The Agreement is valid only when signed by both Parties and may only be amended in writing in a document signed by both Parties.

13.2

This Agreement shall not be deemed to create any kind of joint venture, agency or partnership between the Parties and neither Party shall be considered an agent or legal representative. Neither Party is granted any right or authority to assume or to create any obligation or responsibility, express or implied, on behalf of or in the name of the other Party, with regard to any manner or thing whatsoever, unless otherwise specifically agreed upon in writing.

13.3

Provisions contained in the Agreement which are expressed or by their nature and context are intended to survive the termination of the Agreement, including but not limited to 1.1(c), 5, 9, 10, 11, 13.3 and 15. shall so survive such termination.

13.4

Notice of termination and/or other notices shall be sent by courier, registered post or electronic message to the other Party’s contact person at the address specified by such Party.
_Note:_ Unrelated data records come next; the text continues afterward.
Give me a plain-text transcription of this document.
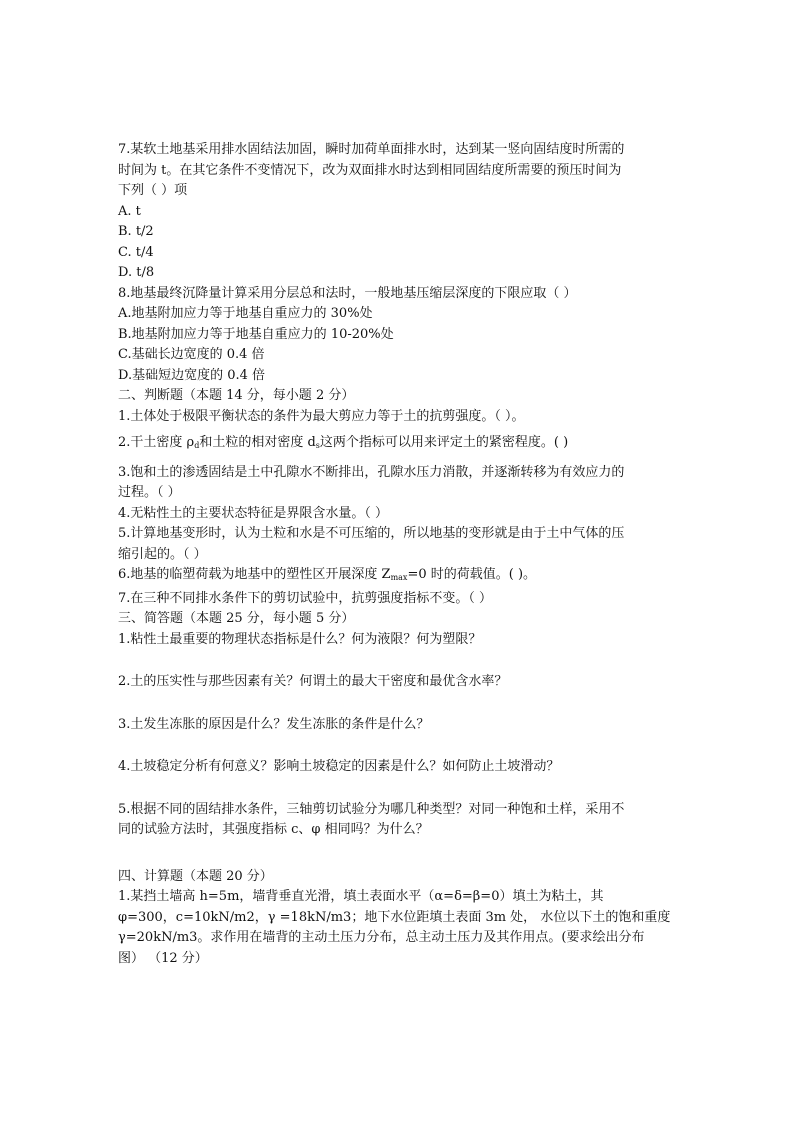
7.某软土地基采用排水固结法加固，瞬时加荷单面排水时，达到某一竖向固结度时所需的
时间为 t。在其它条件不变情况下，改为双面排水时达到相同固结度所需要的预压时间为
下列（ ）项
A. t
B. t/2
C. t/4
D. t/8
8.地基最终沉降量计算采用分层总和法时，一般地基压缩层深度的下限应取（ ）
A.地基附加应力等于地基自重应力的 30%处
B.地基附加应力等于地基自重应力的 10-20%处
C.基础长边宽度的 0.4 倍
D.基础短边宽度的 0.4 倍
二、判断题（本题 14 分，每小题 2 分）
1.土体处于极限平衡状态的条件为最大剪应力等于土的抗剪强度。（ ）。
2.干土密度 $\rho_d$和土粒的相对密度 $d_s$这两个指标可以用来评定土的紧密程度。( )
3.饱和土的渗透固结是土中孔隙水不断排出，孔隙水压力消散，并逐渐转移为有效应力的
过程。（ ）
4.无粘性土的主要状态特征是界限含水量。（ ）
5.计算地基变形时，认为土粒和水是不可压缩的，所以地基的变形就是由于土中气体的压
缩引起的。（ ）
6.地基的临塑荷载为地基中的塑性区开展深度 $Z_{max}=0$ 时的荷载值。( )。
7.在三种不同排水条件下的剪切试验中，抗剪强度指标不变。（ ）
三、简答题（本题 25 分，每小题 5 分）
1.粘性土最重要的物理状态指标是什么？何为液限？何为塑限？
2.土的压实性与那些因素有关？何谓土的最大干密度和最优含水率？
3.土发生冻胀的原因是什么？发生冻胀的条件是什么？
4.土坡稳定分析有何意义？影响土坡稳定的因素是什么？如何防止土坡滑动？
5.根据不同的固结排水条件，三轴剪切试验分为哪几种类型？对同一种饱和土样，采用不
同的试验方法时，其强度指标 c、φ 相同吗？为什么？
四、计算题（本题 20 分）
1.某挡土墙高 h=5m，墙背垂直光滑，填土表面水平（α=δ=β=0）填土为粘土，其
φ=300，c=10kN/m2，γ =18kN/m3；地下水位距填土表面 3m 处， 水位以下土的饱和重度
γ=20kN/m3。求作用在墙背的主动土压力分布，总主动土压力及其作用点。(要求绘出分布
图） （12 分）
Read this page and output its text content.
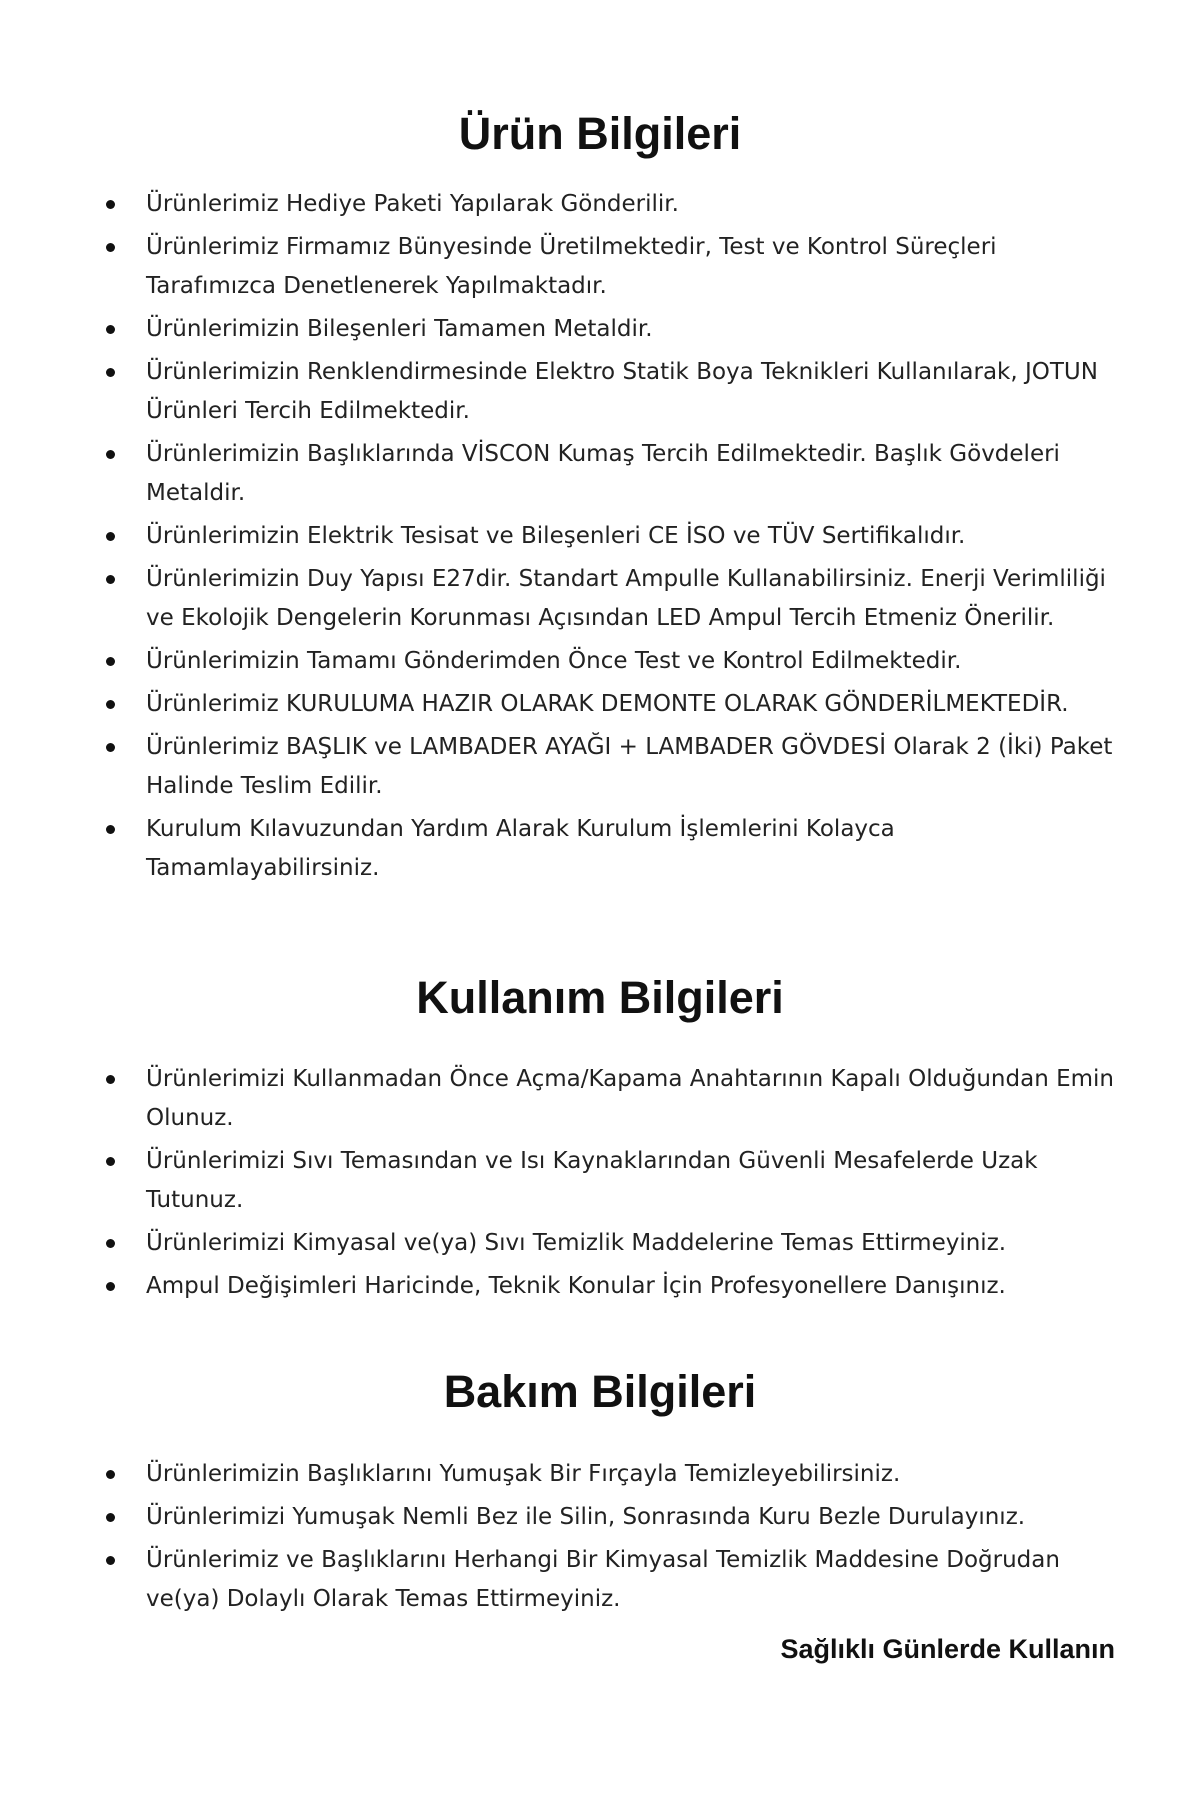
Ürün Bilgileri
Ürünlerimiz Hediye Paketi Yapılarak Gönderilir.
Ürünlerimiz Firmamız Bünyesinde Üretilmektedir, Test ve Kontrol Süreçleri Tarafımızca Denetlenerek Yapılmaktadır.
Ürünlerimizin Bileşenleri Tamamen Metaldir.
Ürünlerimizin Renklendirmesinde Elektro Statik Boya Teknikleri Kullanılarak, JOTUN Ürünleri Tercih Edilmektedir.
Ürünlerimizin Başlıklarında VİSCON Kumaş Tercih Edilmektedir. Başlık Gövdeleri Metaldir.
Ürünlerimizin Elektrik Tesisat ve Bileşenleri CE İSO ve TÜV Sertifikalıdır.
Ürünlerimizin Duy Yapısı E27dir. Standart Ampulle Kullanabilirsiniz. Enerji Verimliliği ve Ekolojik Dengelerin Korunması Açısından LED Ampul Tercih Etmeniz Önerilir.
Ürünlerimizin Tamamı Gönderimden Önce Test ve Kontrol Edilmektedir.
Ürünlerimiz KURULUMA HAZIR OLARAK DEMONTE OLARAK GÖNDERİLMEKTEDİR.
Ürünlerimiz BAŞLIK ve LAMBADER AYAĞI + LAMBADER GÖVDESİ Olarak 2 (İki) Paket Halinde Teslim Edilir.
Kurulum Kılavuzundan Yardım Alarak Kurulum İşlemlerini Kolayca Tamamlayabilirsiniz.
Kullanım Bilgileri
Ürünlerimizi Kullanmadan Önce Açma/Kapama Anahtarının Kapalı Olduğundan Emin Olunuz.
Ürünlerimizi Sıvı Temasından ve Isı Kaynaklarından Güvenli Mesafelerde Uzak Tutunuz.
Ürünlerimizi Kimyasal ve(ya) Sıvı Temizlik Maddelerine Temas Ettirmeyiniz.
Ampul Değişimleri Haricinde, Teknik Konular İçin Profesyonellere Danışınız.
Bakım Bilgileri
Ürünlerimizin Başlıklarını Yumuşak Bir Fırçayla Temizleyebilirsiniz.
Ürünlerimizi Yumuşak Nemli Bez ile Silin, Sonrasında Kuru Bezle Durulayınız.
Ürünlerimiz ve Başlıklarını Herhangi Bir Kimyasal Temizlik Maddesine Doğrudan ve(ya) Dolaylı Olarak Temas Ettirmeyiniz.
Sağlıklı Günlerde Kullanın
The other Party shall be deemed to have received such notice:

(i) At the time of delivery, if delivered by courier;

(ii) 5 days after dispatch, if sent by registered post;

(iii) At the time of arrival at the recipient’s electronic address, if sent by electronic message.

13.5

At the time of the Parties’ signing of the Agreement the Parties’ contact details are as set out in the main agreement document.

14.

Entire Agreement

14.1

The Agreement constitutes the entire agreement between the Parties as to its subject matter and all possible written or verbal undertakings that may have preceded the Agreement, are replaced by the contents of the Agreement.

15.

Governing Law and Disputes

15.1

This Agreement and any non-contractual obligations arising out of or in connection therewith shall be governed and constructed in accordance with the substantive laws of Sweden.

15.2

Any dispute controversy or claim, contractual or non-contractual, arising out of or in connection with the Agreement, or the breach, termination or invalidity thereof, shall be finally settled by arbitration administered by the Arbitration Institute of the Stockholm Chamber of Commerce (the “SCC”). The Rules for Expedited Arbitrations of the SCC shall apply, unless the SCC, taking into account the complexity of the case, the amount in dispute and other circumstances, determines, in its own discretion, that the Arbitration Rules of the SCC shall apply. In the latter case, the SCC shall also decide whether the arbitral tribunal shall be composed by one or three arbitrators.

15.3

The venue for the proceedings shall be Stockholm, Sweden. The proceedings shall be held in the English language.

15.4

The Parties undertake and agree that all arbitral proceedings conducted under this arbitration clause shall be kept confidential, and all information, documentation, materials in whatever form disclosed in the course of such arbitral proceedings shall be used solely for the purpose of those proceedings.